Re: Wiki-recovering failed raid, overlay problem
From: Phil Turmel <hidden>
Date: 2013-06-02 13:53:32
On 06/02/2013 01:07 AM, Chris Finley wrote:
quoted
Please show the output of my 'lsdrv' script [1] as your system is now set up.
[trim /] Ok. Documented.
quoted
Your drive with S/N S2H7JD2B105688 seems to be the worst, with triple-digit pending sectors. This suggests a mismatch between your drives' error correction time limits and the linux drivers' default timeout.I'm not sure that I understand this. Wouldn't the drive move a bad sector regardless of the OS timeout?
No. If the drive takes longer than the linux driver (default 30 seconds) when encountering a typical unrecoverable read error, the controller's attempt to reset the link disrupts the MD attempt to rewrite the problem sector. This failed *write* kicks the drive out of the array when it would otherwise be corrected. This is almost certainly what happened to your first dropped drive. It is otherwise healthy.
Can you point me to more information on correcting the time limits?
There are numerous discussions in the archives... search them for combinations of "scterc", "tler", and "ure".

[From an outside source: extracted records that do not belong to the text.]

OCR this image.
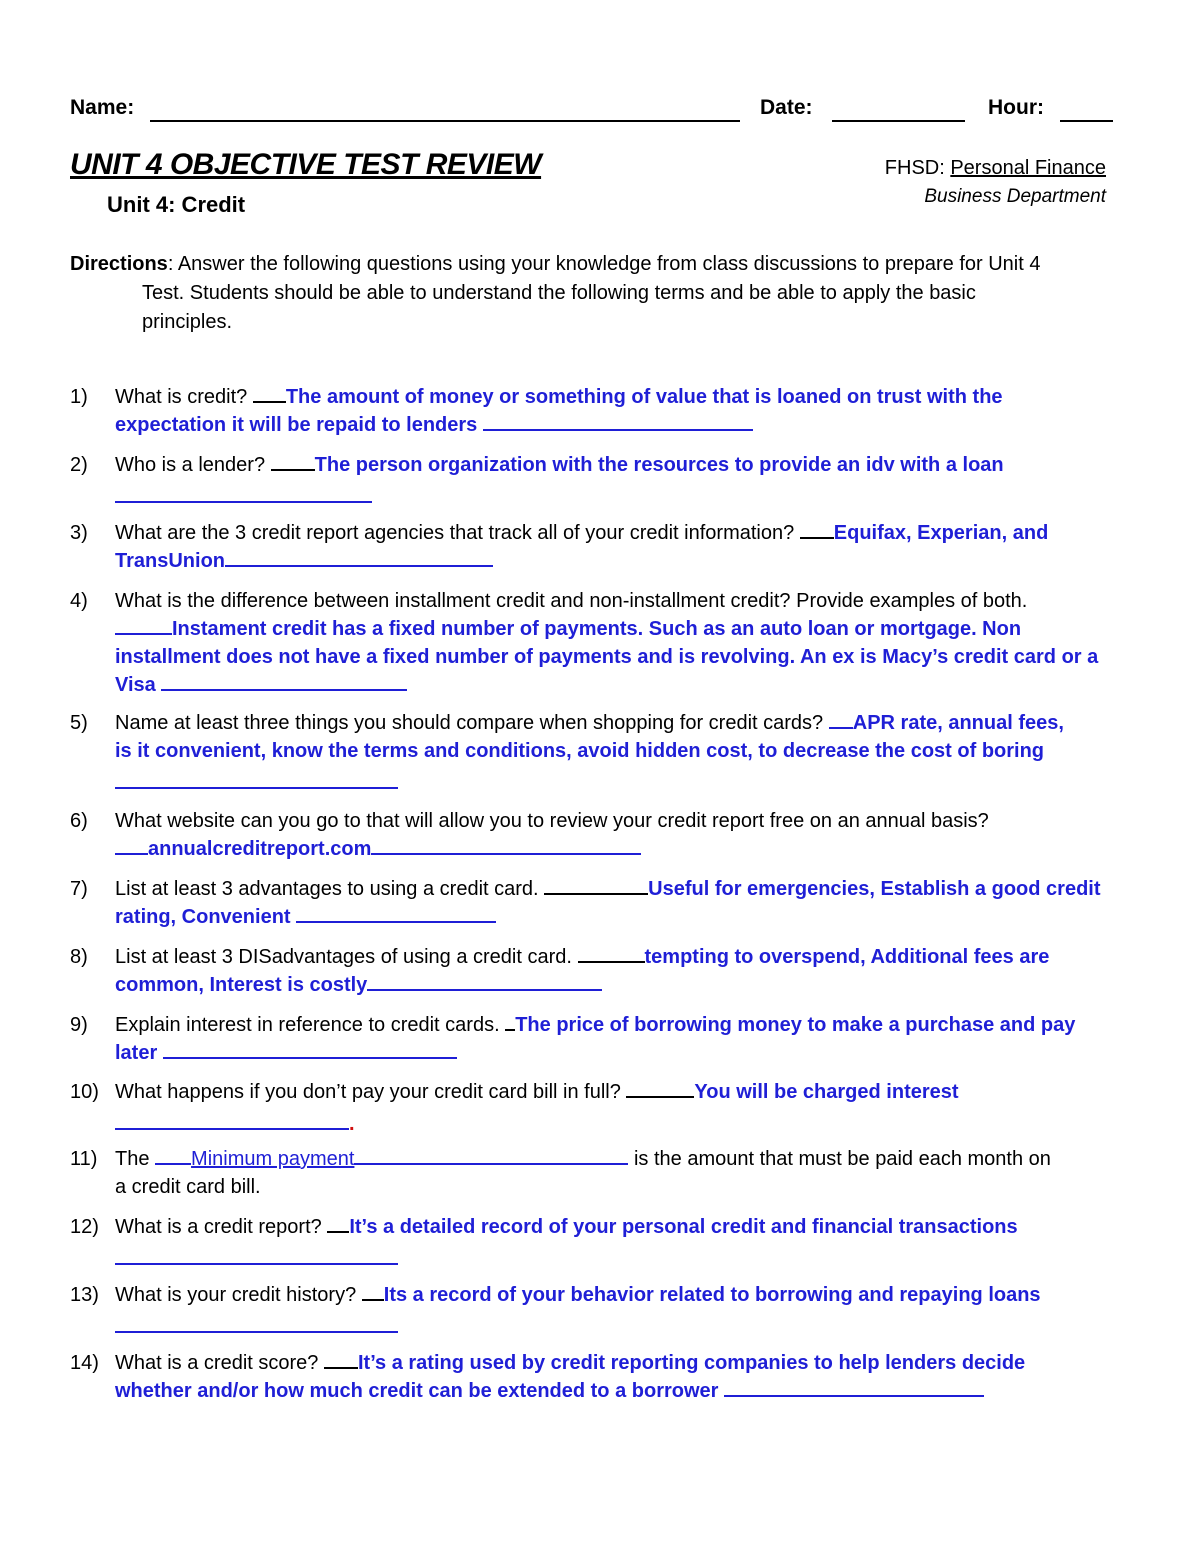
Name:	Date:	Hour:
UNIT 4 OBJECTIVE TEST REVIEW
Unit 4: Credit
FHSD: Personal Finance
Business Department
Directions: Answer the following questions using your knowledge from class discussions to prepare for Unit 4
Test. Students should be able to understand the following terms and be able to apply the basic
principles.
1)	What is credit? The amount of money or something of value that is loaned on trust with the
expectation it will be repaid to lenders
2)	Who is a lender? The person organization with the resources to provide an idv with a loan
3)	What are the 3 credit report agencies that track all of your credit information? Equifax, Experian, and
TransUnion
4)	What is the difference between installment credit and non-installment credit? Provide examples of both.
Instament credit has a fixed number of payments. Such as an auto loan or mortgage. Non
installment does not have a fixed number of payments and is revolving. An ex is Macy’s credit card or a
Visa
5)	Name at least three things you should compare when shopping for credit cards? APR rate, annual fees,
is it convenient, know the terms and conditions, avoid hidden cost, to decrease the cost of boring
6)	What website can you go to that will allow you to review your credit report free on an annual basis?
annualcreditreport.com
7)	List at least 3 advantages to using a credit card.	Useful for emergencies, Establish a good credit
rating, Convenient
8)	List at least 3 DISadvantages of using a credit card.	tempting to overspend, Additional fees are
common, Interest is costly
9)	Explain interest in reference to credit cards. The price of borrowing money to make a purchase and pay
later
10) What happens if you don’t pay your credit card bill in full?	You will be charged interest
.
11) The Minimum payment	is the amount that must be paid each month on
a credit card bill.
12) What is a credit report? It’s a detailed record of your personal credit and financial transactions
13) What is your credit history? Its a record of your behavior related to borrowing and repaying loans
14) What is a credit score? It’s a rating used by credit reporting companies to help lenders decide
whether and/or how much credit can be extended to a borrower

The change in device mapping went like this: At Failure --> Now sdc --> sdc sdd (2nd drop, most errors) --> ddrescue to sdb and then unplugged sde (1st drop, low event count) --> sdd sdf --> sde
So your device role order is /dev/sd{c,b,d,e}1.
quoted
And a lack of regular scrubbing to clean up pending sectors. "smartctl -l scterc" for each drive would give useful information. Anyways, the drive may not be really failing--it has zero relocations. If S2H7JD2B105688 was the old /dev/sdd, then it doesn't matter, but you've now lost the opportunity to correct those sectors.The failed sdd has the serial number S2H7JD2B105688. I still have the drive, it's just unplugged.
You may want to revisit this drive. ddrescue simply puts zeros where the unreadable sectors were. A running raid5 or raid6 array will fix those unreadable sectors when encountered, as long as the drive timeouts are short.

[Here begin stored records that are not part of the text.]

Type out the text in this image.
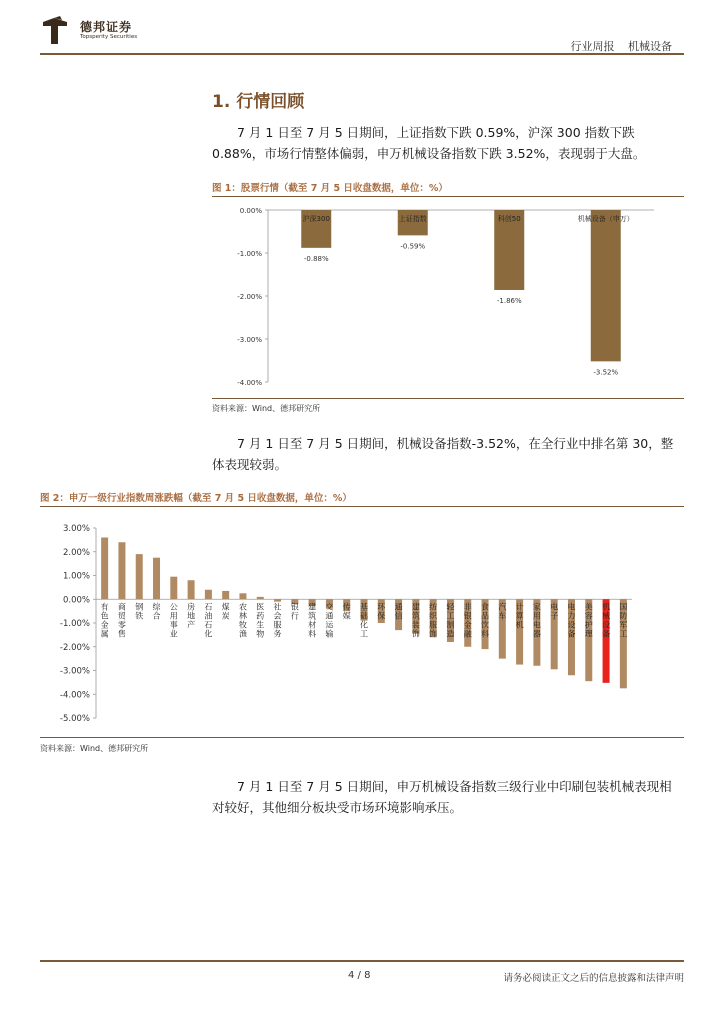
德邦证券
Topsperity Securities
行业周报 机械设备
1. 行情回顾
7 月 1 日至 7 月 5 日期间，上证指数下跌 0.59%，沪深 300 指数下跌 0.88%，市场行情整体偏弱，申万机械设备指数下跌 3.52%，表现弱于大盘。
图 1：股票行情（截至 7 月 5 日收盘数据，单位：%）
0.00%
-1.00%
-2.00%
-3.00%
-4.00%
沪深300
-0.88%
上证指数
-0.59%
科创50
-1.86%
机械设备（申万）
-3.52%
资料来源：Wind、德邦研究所
7 月 1 日至 7 月 5 日期间，机械设备指数-3.52%，在全行业中排名第 30，整体表现较弱。
图 2：申万一级行业指数周涨跌幅（截至 7 月 5 日收盘数据，单位：%）
3.00%
2.00%
1.00%
0.00%
-1.00%
-2.00%
-3.00%
-4.00%
-5.00%
有色金属
商贸零售
钢铁
综合
公用事业
房地产
石油石化
煤炭
农林牧渔
医药生物
社会服务
银行
建筑材料
交通运输
传媒
基础化工
环保
通信
建筑装饰
纺织服饰
轻工制造
非银金融
食品饮料
汽车
计算机
家用电器
电子
电力设备
美容护理
机械设备
国防军工
资料来源：Wind、德邦研究所
7 月 1 日至 7 月 5 日期间，申万机械设备指数三级行业中印刷包装机械表现相对较好，其他细分板块受市场环境影响承压。
4 / 8	请务必阅读正文之后的信息披露和法律声明
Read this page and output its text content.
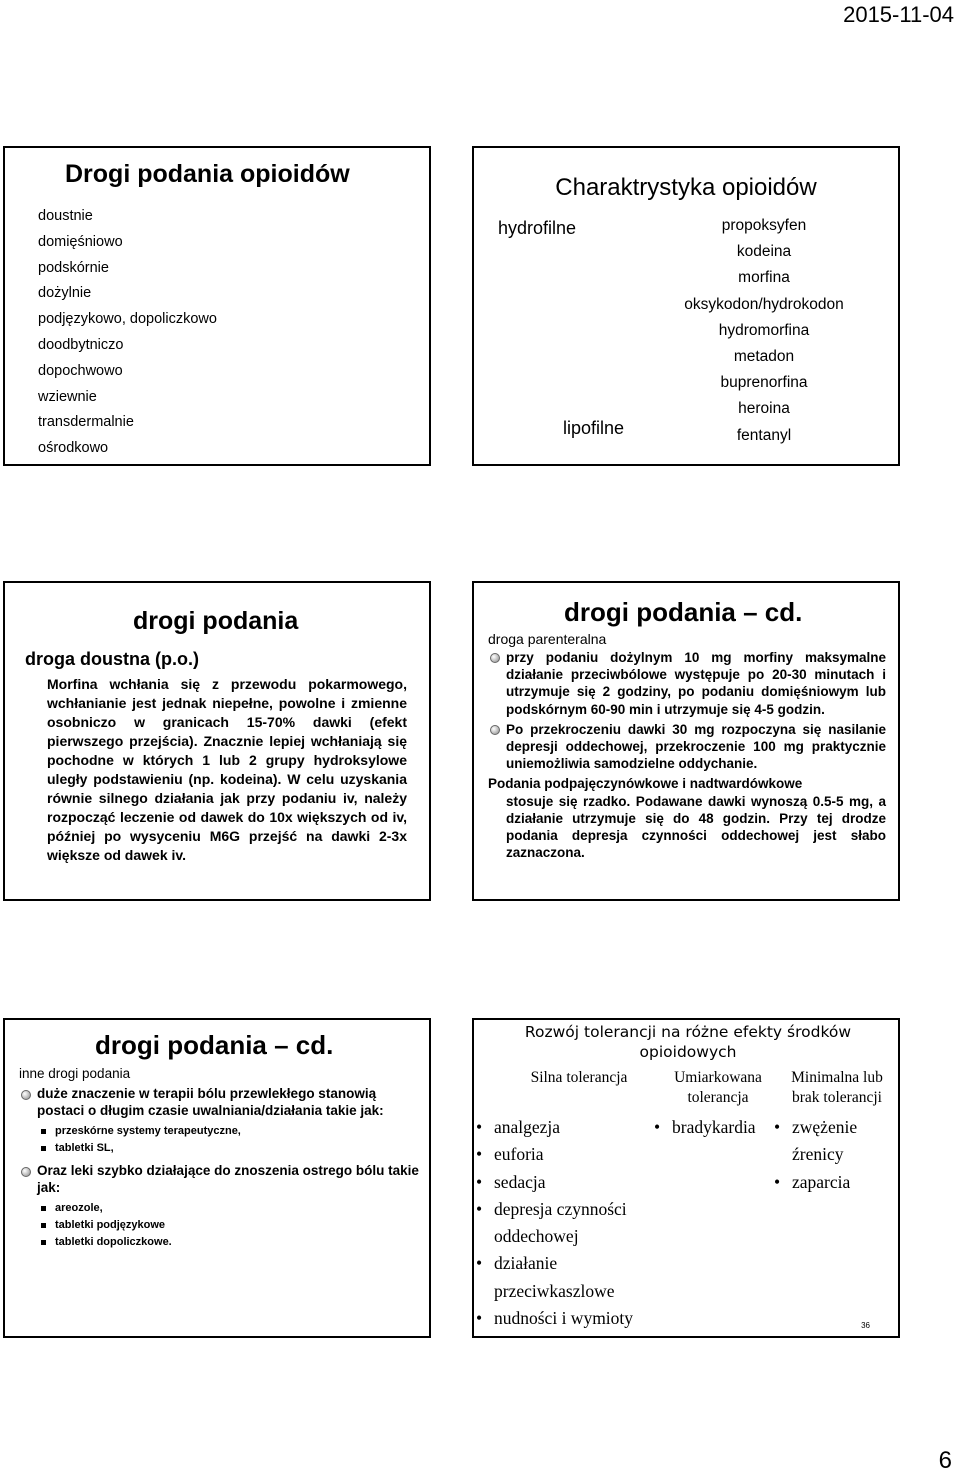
2015-11-04
Drogi podania opioidów
doustnie
domięśniowo
podskórnie
dożylnie
podjęzykowo, dopoliczkowo
doodbytniczo
dopochwowo
wziewnie
transdermalnie
ośrodkowo
Charaktrystyka opioidów
hydrofilne
lipofilne
propoksyfen
kodeina
morfina
oksykodon/hydrokodon
hydromorfina
metadon
buprenorfina
heroina
fentanyl
drogi podania
droga doustna (p.o.)
Morfina wchłania się z przewodu pokarmowego, wchłanianie jest jednak niepełne, powolne i zmienne osobniczo w granicach 15-70% dawki (efekt pierwszego przejścia). Znacznie lepiej wchłaniają się pochodne w których 1 lub 2 grupy hydroksylowe uległy podstawieniu (np. kodeina). W celu uzyskania równie silnego działania jak przy podaniu iv, należy rozpocząć leczenie od dawek do 10x większych od iv, później po wysyceniu M6G przejść na dawki 2-3x większe od dawek iv.
drogi podania – cd.
droga parenteralna
przy podaniu dożylnym 10 mg morfiny maksymalne działanie przeciwbólowe występuje po 20-30 minutach i utrzymuje się 2 godziny, po podaniu domięśniowym lub podskórnym 60-90 min i utrzymuje się 4-5 godzin.
Po przekroczeniu dawki 30 mg rozpoczyna się nasilanie depresji oddechowej, przekroczenie 100 mg praktycznie uniemożliwia samodzielne oddychanie.
Podania podpajęczynówkowe i nadtwardówkowe
stosuje się rzadko. Podawane dawki wynoszą 0.5-5 mg, a działanie utrzymuje się do 48 godzin. Przy tej drodze podania depresja czynności oddechowej jest słabo zaznaczona.
drogi podania – cd.
inne drogi podania
duże znaczenie w terapii bólu przewlekłego stanowią postaci o długim czasie uwalniania/działania takie jak:
przeskórne systemy terapeutyczne,
tabletki SL,
Oraz leki szybko działające do znoszenia ostrego bólu takie jak:
areozole,
tabletki podjęzykowe
tabletki dopoliczkowe.
Rozwój tolerancji na różne efekty środków
opioidowych
Silna tolerancja	Umiarkowana
tolerancja
Minimalna lub
brak tolerancji
• analgezja
• euforia
• sedacja
• depresja czynności
oddechowej
• działanie
przeciwkaszlowe
• nudności i wymioty
• bradykardia
•	zwężenie
źrenicy
• zaparcia
36
6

Running "smartctl -l scterc" produces some interesting results.
Sadly, no. These are what I expected. And they show the reason consumer-grade desktop drives are not warranteed for use in raid arrays.

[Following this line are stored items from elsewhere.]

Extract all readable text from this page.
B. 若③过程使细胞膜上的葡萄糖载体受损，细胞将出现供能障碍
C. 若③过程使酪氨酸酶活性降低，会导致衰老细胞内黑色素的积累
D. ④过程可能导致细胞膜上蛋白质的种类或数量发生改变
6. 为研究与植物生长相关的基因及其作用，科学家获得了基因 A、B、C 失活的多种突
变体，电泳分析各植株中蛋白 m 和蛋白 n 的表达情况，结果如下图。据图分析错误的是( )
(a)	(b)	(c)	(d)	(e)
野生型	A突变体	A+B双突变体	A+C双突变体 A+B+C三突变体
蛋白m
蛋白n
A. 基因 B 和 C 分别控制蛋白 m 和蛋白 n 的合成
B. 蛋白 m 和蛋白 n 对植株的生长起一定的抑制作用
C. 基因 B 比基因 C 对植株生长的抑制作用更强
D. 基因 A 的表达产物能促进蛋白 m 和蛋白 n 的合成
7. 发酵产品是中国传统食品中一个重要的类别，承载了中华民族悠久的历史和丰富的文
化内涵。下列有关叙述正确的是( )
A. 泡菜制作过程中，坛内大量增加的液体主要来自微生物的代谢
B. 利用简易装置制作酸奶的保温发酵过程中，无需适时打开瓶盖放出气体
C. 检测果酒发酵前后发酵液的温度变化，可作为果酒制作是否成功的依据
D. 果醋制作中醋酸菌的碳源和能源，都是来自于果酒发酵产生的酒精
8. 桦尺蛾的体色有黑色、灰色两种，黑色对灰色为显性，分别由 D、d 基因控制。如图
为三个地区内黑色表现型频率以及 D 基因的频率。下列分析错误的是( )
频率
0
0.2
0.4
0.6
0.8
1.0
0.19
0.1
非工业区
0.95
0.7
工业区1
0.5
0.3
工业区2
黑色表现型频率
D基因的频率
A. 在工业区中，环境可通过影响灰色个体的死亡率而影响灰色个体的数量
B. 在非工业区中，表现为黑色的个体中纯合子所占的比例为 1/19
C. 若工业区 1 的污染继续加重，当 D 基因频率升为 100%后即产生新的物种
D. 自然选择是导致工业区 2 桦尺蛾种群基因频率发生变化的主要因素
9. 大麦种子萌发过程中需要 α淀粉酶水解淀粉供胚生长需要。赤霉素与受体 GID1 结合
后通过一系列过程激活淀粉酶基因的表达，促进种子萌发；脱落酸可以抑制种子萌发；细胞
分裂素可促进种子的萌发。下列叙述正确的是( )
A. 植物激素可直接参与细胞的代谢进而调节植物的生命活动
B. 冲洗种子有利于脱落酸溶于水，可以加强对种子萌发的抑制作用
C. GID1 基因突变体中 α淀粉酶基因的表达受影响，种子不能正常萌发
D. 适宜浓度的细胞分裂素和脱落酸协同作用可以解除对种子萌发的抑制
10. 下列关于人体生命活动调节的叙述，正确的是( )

# smartctl -l scterc /dev/sdb smartctl 5.41 2011-06-09 r3365 [x86_64-linux-3.2.0-44-generic] (local build) Copyright (C) 2002-11 by Bruce Allen, http://smartmontools.sourceforge.net SCT Error Recovery Control: Read: Disabled Write: Disabled
[trim /]
What is going on here? How would error recovery get disabled?
On enterprise drives, or otherwise raid-rated drives, scterc defaults to
a small number on power-up, typically 7.0 seconds. This is perfect for
MD raid.
On desktop drives, sold for systems without raid, aggressive (long)
error recovery is good--the user would want the drive to make every
possible effort to retrieve its data. Most consumer drives will try for
two minutes or more, and will ignore any controller signals while doing
so. Unfortunately, this behavior breaks raid arrays.
Good desktop drives, like yours, offer a setting to adjust this
behavior. When needed, it must be set at every drive power up. You
need suitable commands in your startup scripts (rc.local or equivalent).
Most desktop drives do not even offer scterc. This protects the
manufacturers' markup for raid-rated drives. When the drive timeout
cannot be shortened, the linux driver timeout must be lengthened.
Again, one would need suitable commands in the system startup scripts.
Finally, raid arrays need to be exercised to encounter (and fix) the
UREs as they develop, so they don't accumulate. The only way to be sure
the entire data surface is read (including parity or mirror copies) is
to ask the array to "check" itself. I recommend this scrub on a weekly
basis.
Anyways, the quickest way for you to have a running array is to use
"mdadm --assemble --force /dev/md0 /dev/sd{c,b,e}1". This leaves out
the first dropped disk. Any remaining UREs cannot be corrected while
degraded, but the data on the first dropped disk is suspect.
Feel free to use an overlay on /dev/md0 itself while making your first
attempt to mount and access the data. If you cannot get critical data,
stop and re-assemble with all four devices.
Phil